Par ses dernières conclusions, notifiées par voie électronique le 28 juin 2022, la SASU DESA demande à la cour de :
Recevoir la société DESA en ses écritures et y faisant droit :
- Confirmer le jugement entrepris en toutes ses dispositions, sauf en ce qu'il a débouté la société DESA du surplus de ses demandes ;
Y ajoutant :
- Condamner Mme [P] [T] à payer à la société DESA la somme de 3 000 euros à titre de dommages et intérêts pour résistance abusive ;
En tout état de cause
- Condamner Mme [P] [T] à payer à la société DESA la somme de 5 000 euros au titre de l'article 700 du code de procédure civile ainsi qu'aux entiers dépens d'appel
- Débouter Mme [P] [T] de l'ensemble de ses demandes.
Elle soutient que sa créance présente un caractère liquide, exigible et certain ; que le devis a été accepté ; qu'elle est intervenue en urgence et a mené à bien les travaux contrôlés et validés sans réserve par le directeur de la boucherie ; que ce n'est que deux ans plus tard qu'elle a découvert les prétendues avaries causées par son intervention.
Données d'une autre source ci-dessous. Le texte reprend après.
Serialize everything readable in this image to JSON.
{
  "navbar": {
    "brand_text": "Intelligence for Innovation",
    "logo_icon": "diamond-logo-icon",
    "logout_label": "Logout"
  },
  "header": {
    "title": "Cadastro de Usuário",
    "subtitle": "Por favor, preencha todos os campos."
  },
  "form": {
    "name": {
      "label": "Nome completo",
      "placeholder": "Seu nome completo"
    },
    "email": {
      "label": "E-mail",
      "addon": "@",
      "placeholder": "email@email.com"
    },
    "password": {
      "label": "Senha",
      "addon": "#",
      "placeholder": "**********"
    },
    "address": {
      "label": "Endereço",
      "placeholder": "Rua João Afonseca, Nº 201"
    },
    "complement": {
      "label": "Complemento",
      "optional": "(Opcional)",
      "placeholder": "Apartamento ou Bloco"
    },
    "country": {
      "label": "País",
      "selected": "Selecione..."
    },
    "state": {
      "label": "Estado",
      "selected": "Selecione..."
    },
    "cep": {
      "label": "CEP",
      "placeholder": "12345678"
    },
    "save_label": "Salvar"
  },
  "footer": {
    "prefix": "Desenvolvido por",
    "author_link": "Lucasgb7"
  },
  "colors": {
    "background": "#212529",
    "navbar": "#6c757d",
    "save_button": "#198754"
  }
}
Elle rappelle qu'elle est intervenue une première fois pour procéder à un simple nettoyage et une seconde fois pour un dégraissage du conduit, qui semble n'avoir posé aucun problème au directeur de la boucherie, présent sur place. Elle réfute le fait que les odeurs incommodantes aient été constatées par l'huissier de justice et souligne que seules de très faibles traces de graisse ont été relevées.
Elle dénie toute valeur probante au courrier du conseil syndical, comme n'étant pas signé et compte tenu de son caractère minimaliste.
Elle relève que la société AER RAMONAGE est intervenue 16 mois après sa propre intervention et qu'aucune information n'est donnée sur l'utilisation du conduit ou l'intervention d'autres sociétés, notamment la société « BEVA » qui a installé l'élément surplombant (le chapeau).
Elle estime que l'appelante fait preuve d'une résistance abusive quant au paiement.
La clôture a été prononcée le 26 octobre 2022.
MOTIFS DE L'ARRÊT
Il résulte de l'article 9 du code de procédure civile qu'il appartient à chacune des parties de verser les pièces nécessaires au succès de ses prétentions.
Aux termes de l'article 1103 du code civil :
« Les contrats légalement formés tiennent lieu de loi à ceux qui les ont faits. »
L'article 1231-1 du même code dispose que :
« Le débiteur est condamné, s'il y a lieu, au paiement de dommages et intérêts soit à raison de l'inexécution de l'obligation, soit à raison du retard dans l'exécution, s'il ne justifie pas que l'exécution a été empêchée par la force majeure. »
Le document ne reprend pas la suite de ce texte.